Fertigung in kleiner Stückzahl bei Porsche
Der 500 E entsteht in enger Zusammenarbeit mit Porsche: Der ebenfalls in Stuttgart ansässige Sportwagenhersteller wird von Mercedes-Benz schon sehr früh mit ins Boot geholt, um die eigenen begrenzten Entwicklungskapazitäten aufzustocken. Die Fertigung findet dann zweigeteilt statt: Die Rohkarosserie wird im Mercedes-Benz Werk Sindelfingen gefertigt und nach Zuffenhausen gebracht. Dort wurden alle Teile, die vom „normalen W124“ abwichen (Kotflügel, Stehwand, Vorderbau usw.) montiert und diese Rohkarosse nun wieder nach Sindelfingen transportiert. Dort erfolgte die Lackierung die Endmontage erfolgte dann wieder bei Porsche in Stuttgart-Zuffenhausen. Zwei Gründe kommen dafür zusammen. Zum einen ist der Sportwagenhersteller zu Beginn der 1990er-Jahre wirtschaftlich angeschlagen und konnte einen Fertigungsauftrag gut gebrauchen. Zum anderen passte die relativ geringe Stückzahl ideal zu den Fertigungsabläufen von Porsche, so dass die Produktion des 500 E dort sehr gut aufgehoben war.
Die kraftvolle Limousine macht 1993 die letzte Modellpflege der Baureihe 124 mit. Die erste Änderung betrifft den Namen: Die mittlere Klasse heißt nun E-Klasse, und wie bei den anderen Modellreihen wird die Klassenbezeichnung vorangestellt und das bisherige „E“ für Einspritzer weggelassen, wodurch der 500 E zum E 500wird.
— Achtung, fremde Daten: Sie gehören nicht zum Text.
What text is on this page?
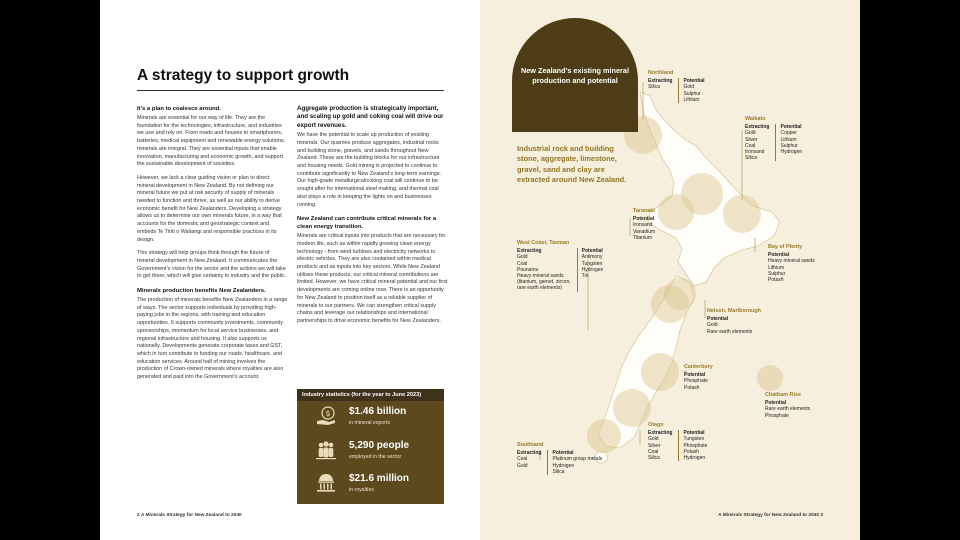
A strategy to support growth
It’s a plan to coalesce around.

Minerals are essential for our way of life. They are the foundation for the technologies, infrastructure, and industries we use and rely on. From roads and houses to smartphones, batteries, medical equipment and renewable energy solutions, minerals are integral. They are essential inputs that enable innovation, manufacturing and economic growth, and support the sustainable development of societies.

However, we lack a clear guiding vision or plan to direct mineral development in New Zealand. By not defining our mineral future we put at risk security of supply of minerals needed to function and thrive, as well as our ability to derive economic benefit for New Zealanders. Developing a strategy allows us to determine our own minerals future, in a way that accounts for the domestic and geostrategic context and embeds Te Tiriti o Waitangi and responsible practices in its design.

This strategy will help groups think through the future of mineral development in New Zealand. It communicates the Government’s vision for the sector and the actions we will take to get there, which will give certainty to industry and the public.

Minerals production benefits New Zealanders.

The production of minerals benefits New Zealanders in a range of ways. The sector supports individuals by providing high-paying jobs in the regions, with training and education opportunities. It supports community investments, community sponsorships, momentum for local service businesses, and regional infrastructure and housing. It also supports us nationally. Developments generate corporate taxes and GST, which in turn contribute to funding our roads, healthcare, and education services. Around half of mining involves the production of Crown-owned minerals where royalties are also generated and paid into the Government’s account.

Aggregate production is strategically important, and scaling up gold and coking coal will drive our export revenues.

We have the potential to scale up production of existing minerals. Our quarries produce aggregates, industrial rocks and building stone, gravels, and sands throughout New Zealand. These are the building blocks for our infrastructure and housing needs. Gold mining is projected to continue to contribute significantly to New Zealand’s long-term earnings. Our high-grade metallurgical/coking coal will continue to be sought after for international steel making, and thermal coal also plays a role in keeping the lights on and businesses running.

New Zealand can contribute critical minerals for a clean energy transition.

Minerals are critical inputs into products that are necessary for modern life, such as within rapidly growing clean energy technology - from wind turbines and electricity networks to electric vehicles. They are also contained within medical products and as inputs into key sectors. While New Zealand utilises these products, our critical mineral contributions are limited. However, we have critical mineral potential and our first developments are coming online now. There is an opportunity for New Zealand to position itself as a reliable supplier of minerals to our partners. We can strengthen critical supply chains and leverage our relationships and international partnerships to drive economic benefits for New Zealanders.

Industry statistics (for the year to June 2023)
$ $1.46 billion
in mineral exports
5,290 people
employed in the sector
$21.6 million
in royalties
2 A Minerals Strategy for New Zealand to 2040
New Zealand’s existing mineral production and potential
Industrial rock and building stone, aggregate, limestone, gravel, sand and clay are extracted around New Zealand.
Northland
Extracting
Silica
Potential
Gold
Sulphur
Lithium
Waikato
Extracting
Gold
Silver
Coal
Ironsand
Silica
Potential
Copper
Lithium
Sulphur
Hydrogen
Taranaki
Potential
Ironsand
Vanadium
Titanium
Bay of Plenty
Potential
Heavy mineral sands
Lithium
Sulphur
Potash
West Coast, Tasman
Extracting
Gold
Coal
Pounamu
Heavy mineral sands
(titanium, garnet, zircon,
rare earth elements)
Potential
Antimony
Tungsten
Hydrogen
Tin
Nelson, Marlborough
Potential
Gold
Rare earth elements
Canterbury
Potential
Phosphate
Potash
Chatham Rise
Potential
Rare earth elements
Phosphate
Otago
Extracting
Gold
Silver
Coal
Silica
Potential
Tungsten
Phosphate
Potash
Hydrogen
Southland
Extracting
Coal
Gold
Potential
Platinum group metals
Hydrogen
Silica
A Minerals Strategy for New Zealand to 2040 3
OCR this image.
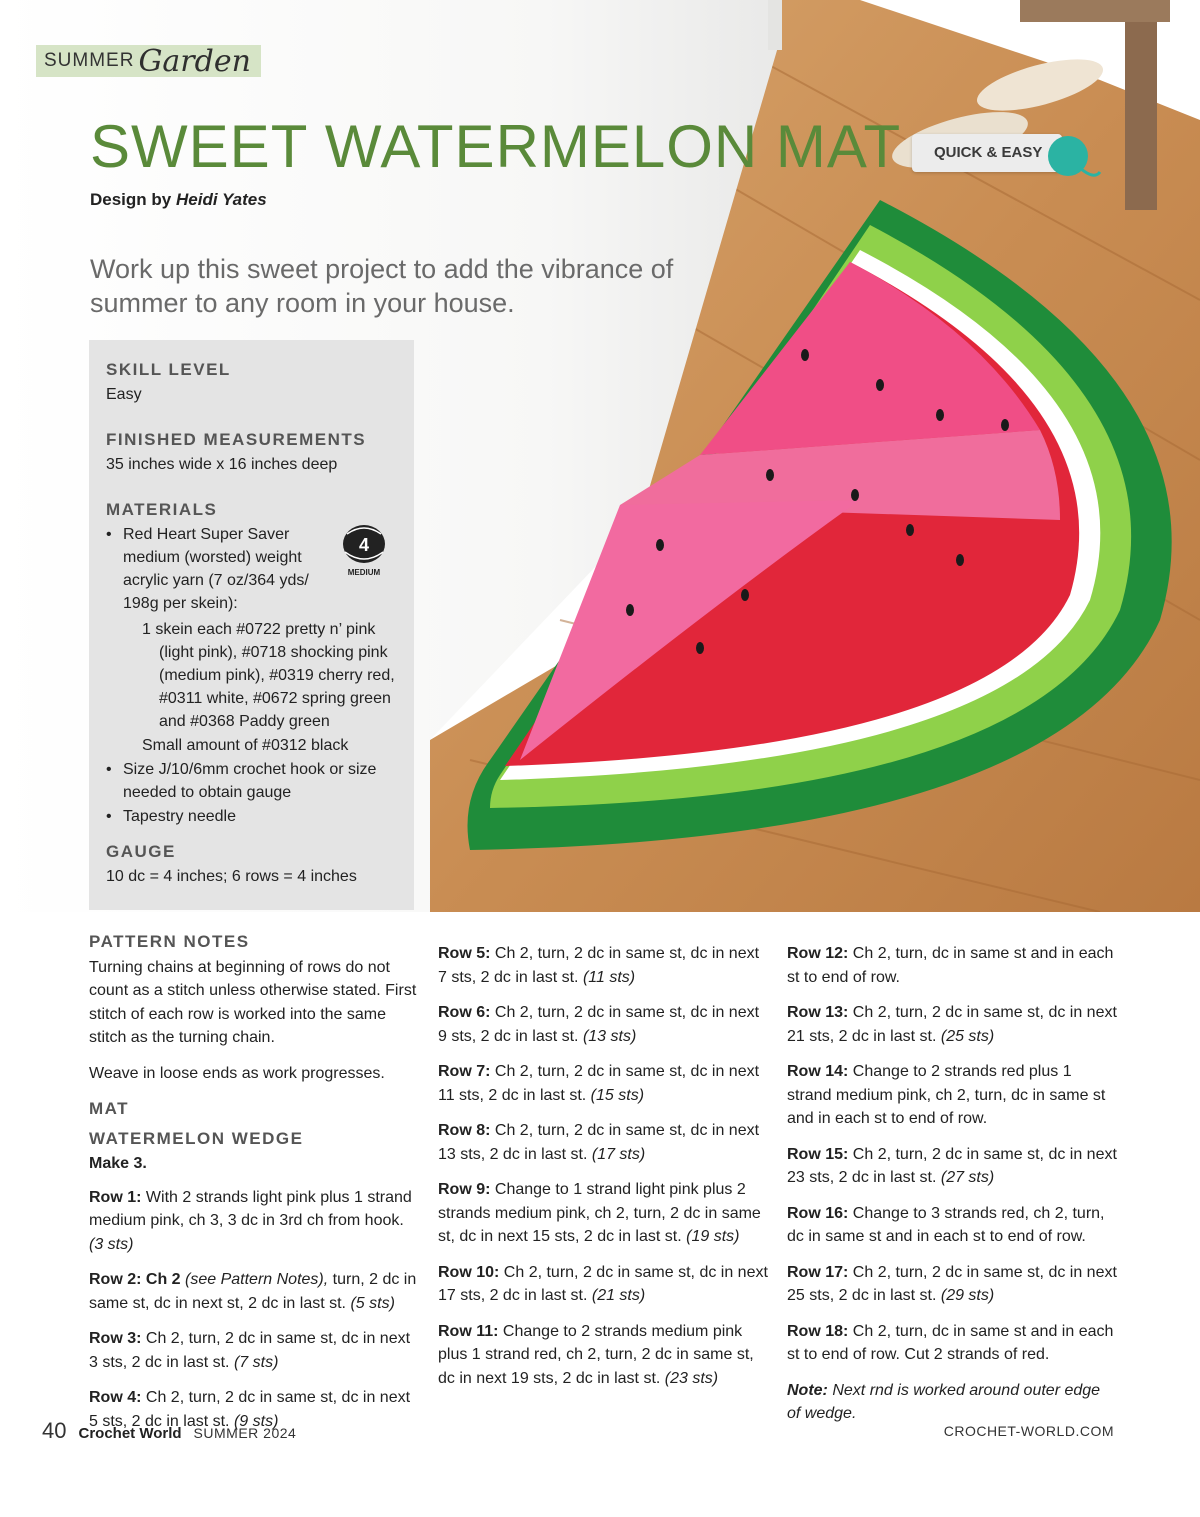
SUMMER Garden
SWEET WATERMELON MAT
Design by Heidi Yates
Work up this sweet project to add the vibrance of summer to any room in your house.
QUICK & EASY
SKILL LEVEL
Easy
FINISHED MEASUREMENTS
35 inches wide x 16 inches deep
MATERIALS
• Red Heart Super Saver medium (worsted) weight acrylic yarn (7 oz/364 yds/ 198g per skein):
1 skein each #0722 pretty n’ pink (light pink), #0718 shocking pink (medium pink), #0319 cherry red, #0311 white, #0672 spring green and #0368 Paddy green
Small amount of #0312 black
• Size J/10/6mm crochet hook or size needed to obtain gauge
• Tapestry needle
4
MEDIUM
GAUGE
10 dc = 4 inches; 6 rows = 4 inches
PATTERN NOTES

Turning chains at beginning of rows do not count as a stitch unless otherwise stated. First stitch of each row is worked into the same stitch as the turning chain.

Weave in loose ends as work progresses.

MAT
WATERMELON WEDGE

Make 3.

Row 1: With 2 strands light pink plus 1 strand medium pink, ch 3, 3 dc in 3rd ch from hook. (3 sts)

Row 2: Ch 2 (see Pattern Notes), turn, 2 dc in same st, dc in next st, 2 dc in last st. (5 sts)

Row 3: Ch 2, turn, 2 dc in same st, dc in next 3 sts, 2 dc in last st. (7 sts)

Row 4: Ch 2, turn, 2 dc in same st, dc in next 5 sts, 2 dc in last st. (9 sts)

Row 5: Ch 2, turn, 2 dc in same st, dc in next 7 sts, 2 dc in last st. (11 sts)

Row 6: Ch 2, turn, 2 dc in same st, dc in next 9 sts, 2 dc in last st. (13 sts)

Row 7: Ch 2, turn, 2 dc in same st, dc in next 11 sts, 2 dc in last st. (15 sts)

Row 8: Ch 2, turn, 2 dc in same st, dc in next 13 sts, 2 dc in last st. (17 sts)

Row 9: Change to 1 strand light pink plus 2 strands medium pink, ch 2, turn, 2 dc in same st, dc in next 15 sts, 2 dc in last st. (19 sts)

Row 10: Ch 2, turn, 2 dc in same st, dc in next 17 sts, 2 dc in last st. (21 sts)

Row 11: Change to 2 strands medium pink plus 1 strand red, ch 2, turn, 2 dc in same st, dc in next 19 sts, 2 dc in last st. (23 sts)

Row 12: Ch 2, turn, dc in same st and in each st to end of row.

Row 13: Ch 2, turn, 2 dc in same st, dc in next 21 sts, 2 dc in last st. (25 sts)

Row 14: Change to 2 strands red plus 1 strand medium pink, ch 2, turn, dc in same st and in each st to end of row.

Row 15: Ch 2, turn, 2 dc in same st, dc in next 23 sts, 2 dc in last st. (27 sts)

Row 16: Change to 3 strands red, ch 2, turn, dc in same st and in each st to end of row.

Row 17: Ch 2, turn, 2 dc in same st, dc in next 25 sts, 2 dc in last st. (29 sts)

Row 18: Ch 2, turn, dc in same st and in each st to end of row. Cut 2 strands of red.

Note: Next rnd is worked around outer edge of wedge.

40 Crochet World SUMMER 2024	CROCHET-WORLD.COM
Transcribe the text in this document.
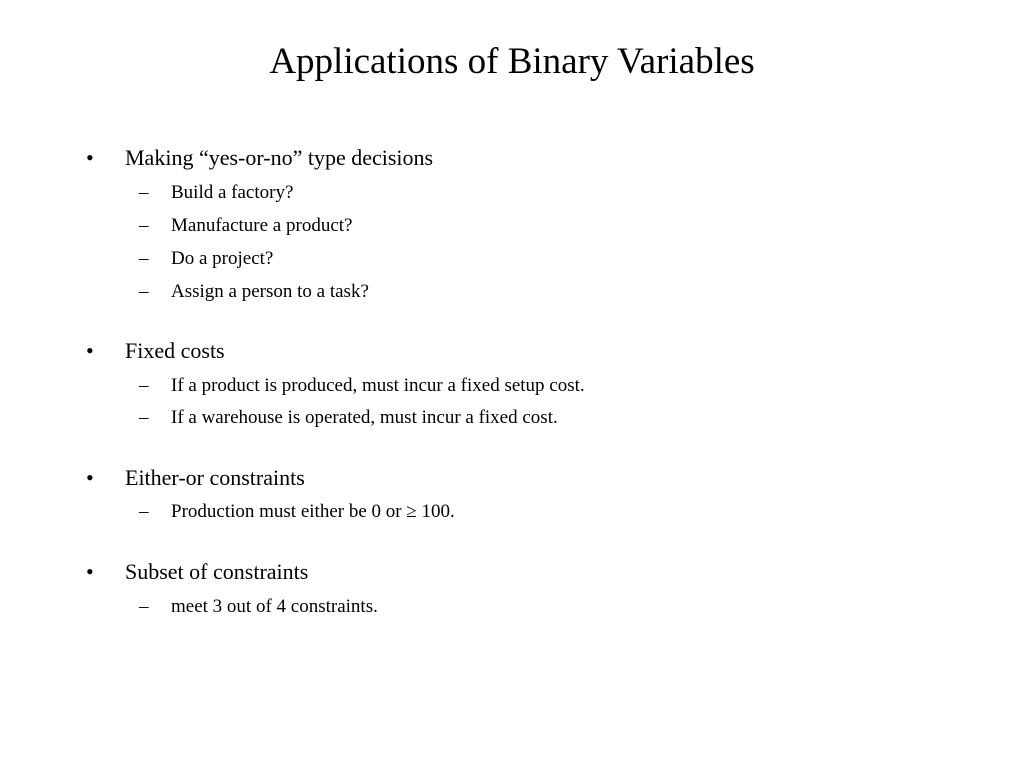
Applications of Binary Variables
• Making “yes-or-no” type decisions
– Build a factory?
– Manufacture a product?
– Do a project?
– Assign a person to a task?
• Fixed costs
– If a product is produced, must incur a fixed setup cost.
– If a warehouse is operated, must incur a fixed cost.
• Either-or constraints
– Production must either be 0 or ≥ 100.
• Subset of constraints
– meet 3 out of 4 constraints.
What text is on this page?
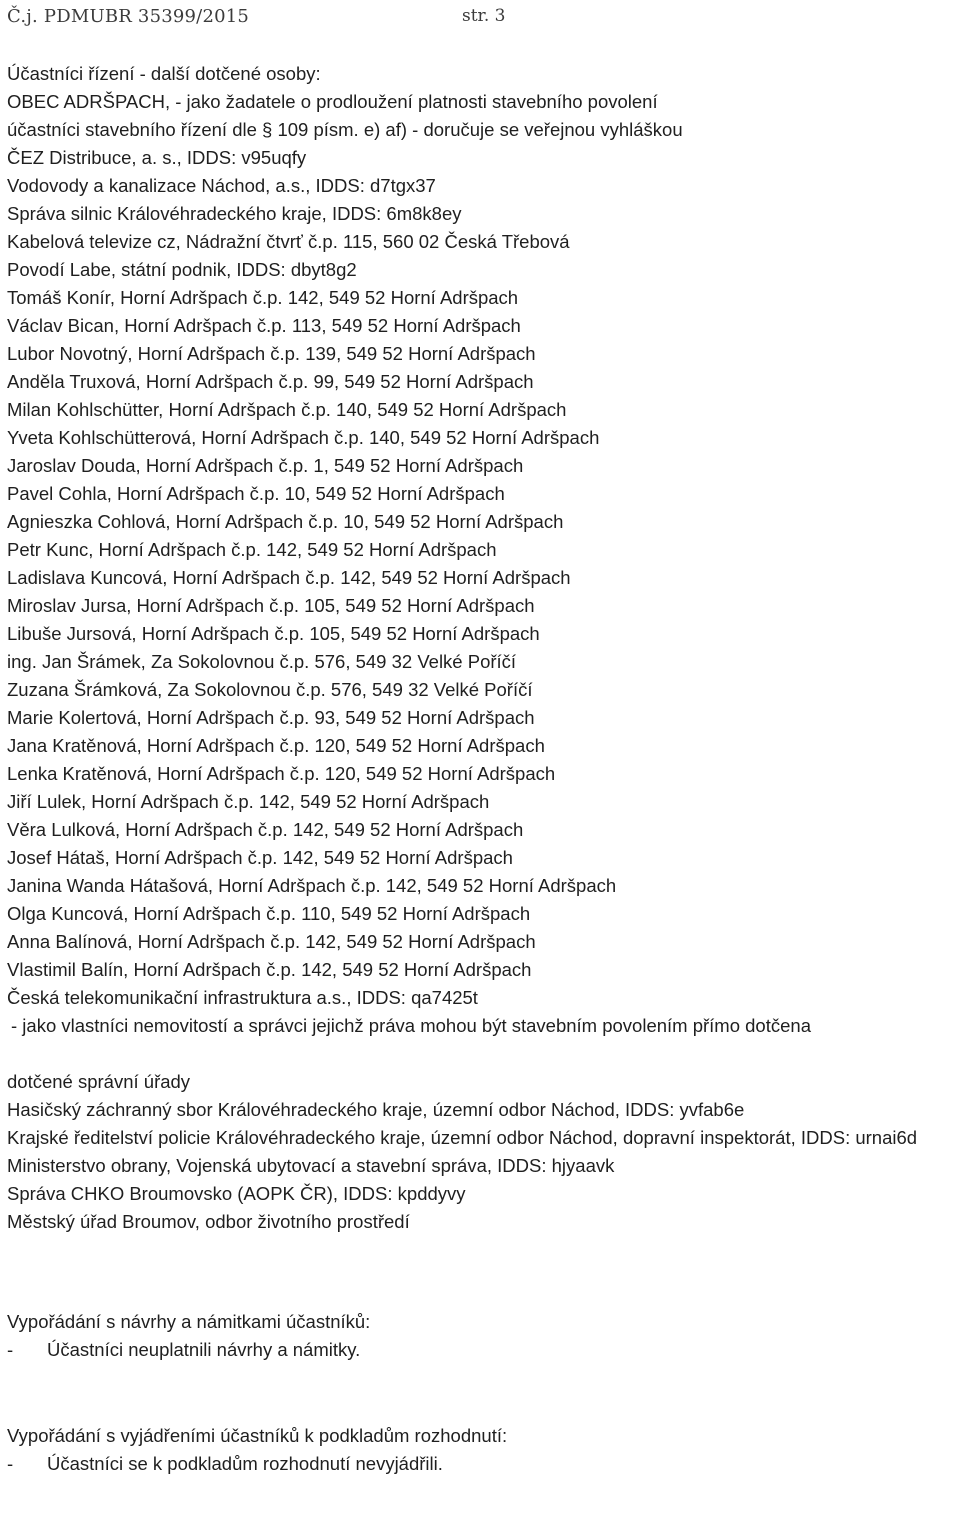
Č.j. PDMUBR 35399/2015	str. 3
Účastníci řízení - další dotčené osoby:
OBEC ADRŠPACH, - jako žadatele o prodloužení platnosti stavebního povolení
účastníci stavebního řízení dle § 109 písm. e) af) - doručuje se veřejnou vyhláškou
ČEZ Distribuce, a. s., IDDS: v95uqfy
Vodovody a kanalizace Náchod, a.s., IDDS: d7tgx37
Správa silnic Královéhradeckého kraje, IDDS: 6m8k8ey
Kabelová televize cz, Nádražní čtvrť č.p. 115, 560 02 Česká Třebová
Povodí Labe, státní podnik, IDDS: dbyt8g2
Tomáš Konír, Horní Adršpach č.p. 142, 549 52 Horní Adršpach
Václav Bican, Horní Adršpach č.p. 113, 549 52 Horní Adršpach
Lubor Novotný, Horní Adršpach č.p. 139, 549 52 Horní Adršpach
Anděla Truxová, Horní Adršpach č.p. 99, 549 52 Horní Adršpach
Milan Kohlschütter, Horní Adršpach č.p. 140, 549 52 Horní Adršpach
Yveta Kohlschütterová, Horní Adršpach č.p. 140, 549 52 Horní Adršpach
Jaroslav Douda, Horní Adršpach č.p. 1, 549 52 Horní Adršpach
Pavel Cohla, Horní Adršpach č.p. 10, 549 52 Horní Adršpach
Agnieszka Cohlová, Horní Adršpach č.p. 10, 549 52 Horní Adršpach
Petr Kunc, Horní Adršpach č.p. 142, 549 52 Horní Adršpach
Ladislava Kuncová, Horní Adršpach č.p. 142, 549 52 Horní Adršpach
Miroslav Jursa, Horní Adršpach č.p. 105, 549 52 Horní Adršpach
Libuše Jursová, Horní Adršpach č.p. 105, 549 52 Horní Adršpach
ing. Jan Šrámek, Za Sokolovnou č.p. 576, 549 32 Velké Poříčí
Zuzana Šrámková, Za Sokolovnou č.p. 576, 549 32 Velké Poříčí
Marie Kolertová, Horní Adršpach č.p. 93, 549 52 Horní Adršpach
Jana Kratěnová, Horní Adršpach č.p. 120, 549 52 Horní Adršpach
Lenka Kratěnová, Horní Adršpach č.p. 120, 549 52 Horní Adršpach
Jiří Lulek, Horní Adršpach č.p. 142, 549 52 Horní Adršpach
Věra Lulková, Horní Adršpach č.p. 142, 549 52 Horní Adršpach
Josef Hátaš, Horní Adršpach č.p. 142, 549 52 Horní Adršpach
Janina Wanda Hátašová, Horní Adršpach č.p. 142, 549 52 Horní Adršpach
Olga Kuncová, Horní Adršpach č.p. 110, 549 52 Horní Adršpach
Anna Balínová, Horní Adršpach č.p. 142, 549 52 Horní Adršpach
Vlastimil Balín, Horní Adršpach č.p. 142, 549 52 Horní Adršpach
Česká telekomunikační infrastruktura a.s., IDDS: qa7425t
- jako vlastníci nemovitostí a správci jejichž práva mohou být stavebním povolením přímo dotčena
dotčené správní úřady
Hasičský záchranný sbor Královéhradeckého kraje, územní odbor Náchod, IDDS: yvfab6e
Krajské ředitelství policie Královéhradeckého kraje, územní odbor Náchod, dopravní inspektorát, IDDS: urnai6d
Ministerstvo obrany, Vojenská ubytovací a stavební správa, IDDS: hjyaavk
Správa CHKO Broumovsko (AOPK ČR), IDDS: kpddyvy
Městský úřad Broumov, odbor životního prostředí
Vypořádání s návrhy a námitkami účastníků:
- Účastníci neuplatnili návrhy a námitky.
Vypořádání s vyjádřeními účastníků k podkladům rozhodnutí:
- Účastníci se k podkladům rozhodnutí nevyjádřili.
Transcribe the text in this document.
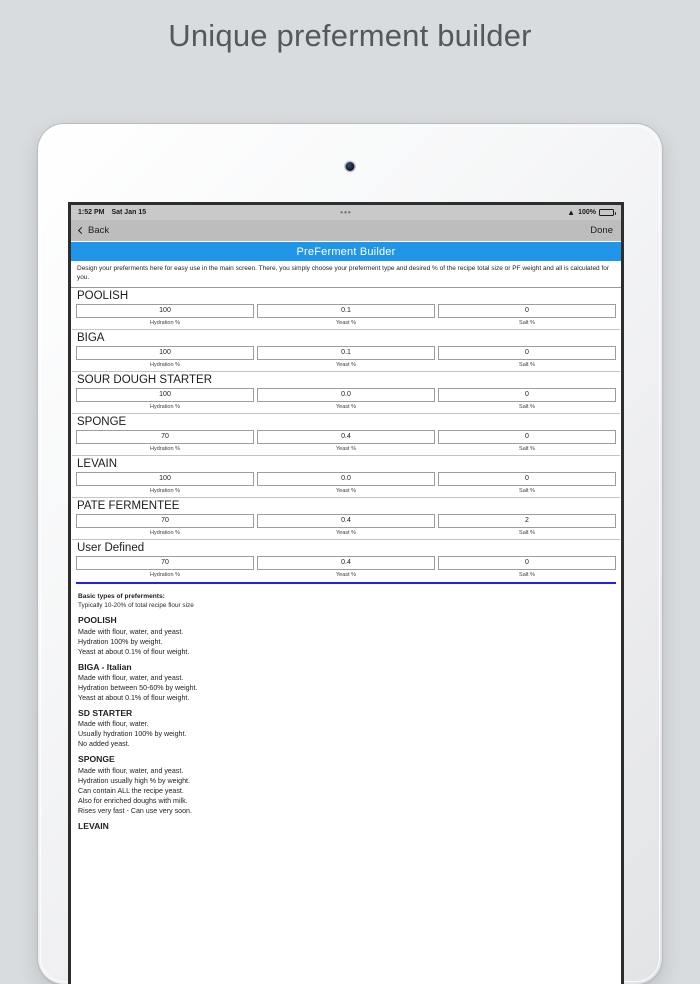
Unique preferment builder
1:52 PM Sat Jan 15	•••	▲ 100%
Back	Done
PreFerment Builder
Design your preferments here for easy use in the main screen. There, you simply choose your preferment type and desired % of the recipe total size or PF weight and all is calculated for you.
POOLISH
100
Hydration %
0.1
Yeast %
0
Salt %
BIGA
100
Hydration %
0.1
Yeast %
0
Salt %
SOUR DOUGH STARTER
100
Hydration %
0.0
Yeast %
0
Salt %
SPONGE
70
Hydration %
0.4
Yeast %
0
Salt %
LEVAIN
100
Hydration %
0.0
Yeast %
0
Salt %
PATE FERMENTEE
70
Hydration %
0.4
Yeast %
2
Salt %
User Defined
70
Hydration %
0.4
Yeast %
0
Salt %
Basic types of preferments:
Typically 10-20% of total recipe flour size
POOLISH
Made with flour, water, and yeast.
Hydration 100% by weight.
Yeast at about 0.1% of flour weight.
BIGA - Italian
Made with flour, water, and yeast.
Hydration between 50-60% by weight.
Yeast at about 0.1% of flour weight.
SD STARTER
Made with flour, water.
Usually hydration 100% by weight.
No added yeast.
SPONGE
Made with flour, water, and yeast.
Hydration usually high % by weight.
Can contain ALL the recipe yeast.
Also for enriched doughs with milk.
Rises very fast - Can use very soon.
LEVAIN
Das äußere Designs wird modernisiert, dafür sorgt der neue Kühlergrill, der von der Motorhaube umrahmt in diese eingebettet ist. Geändert wurde bei den Limousinen auch das Heck. Der Kofferraumdeckel und die beiden Kotflügel zeigen nun Kanten mit einem größeren Radius, auch die Fläche um das Nummernschild herum ist modifiziert.
Die Ausstattung des 500 E/E 500 entspricht dem Anspruch, das Spitzenmodell der Baureihe zu sein: Sie ist für damalige Verhältnisse umfangreich. Technik wie etwa die serienmäßige Antriebs-Schlupf-Regelung (ASR) ist angesichts der schieren Kraft keine Spielerei, sondern eine angenehme Notwendigkeit.
Die Fertigung des E 500 läuft im April 1995 aus, die Baureihe 210 steht schon zur Nachfolge der Baureihe 124 bereit und wird im Juni 1995 präsentiert. Nicht wenige Kunden bedauern, dass sie kein Exemplar erworben haben.
E 50 AMG (W 210) als Nachfolger
Die Nachfrage nach solch einer Sportlimousine bleibt bestehen, und so ist ein besonders leistungsstarkes Modell seither fester Bestandteil nahezu aller Baureihen von Mercedes-Benz –Zusammenarbeit mit dem Kooperationspartner AMG, der ab Anfang 1999 in der Tochtergesellschaft Mercedes-AMG GmbH aufgeht. So debütiert auf der Internationalen Automobil-Ausstellung im September 1995 der E 50 AMG als Nachfolger des 500 E.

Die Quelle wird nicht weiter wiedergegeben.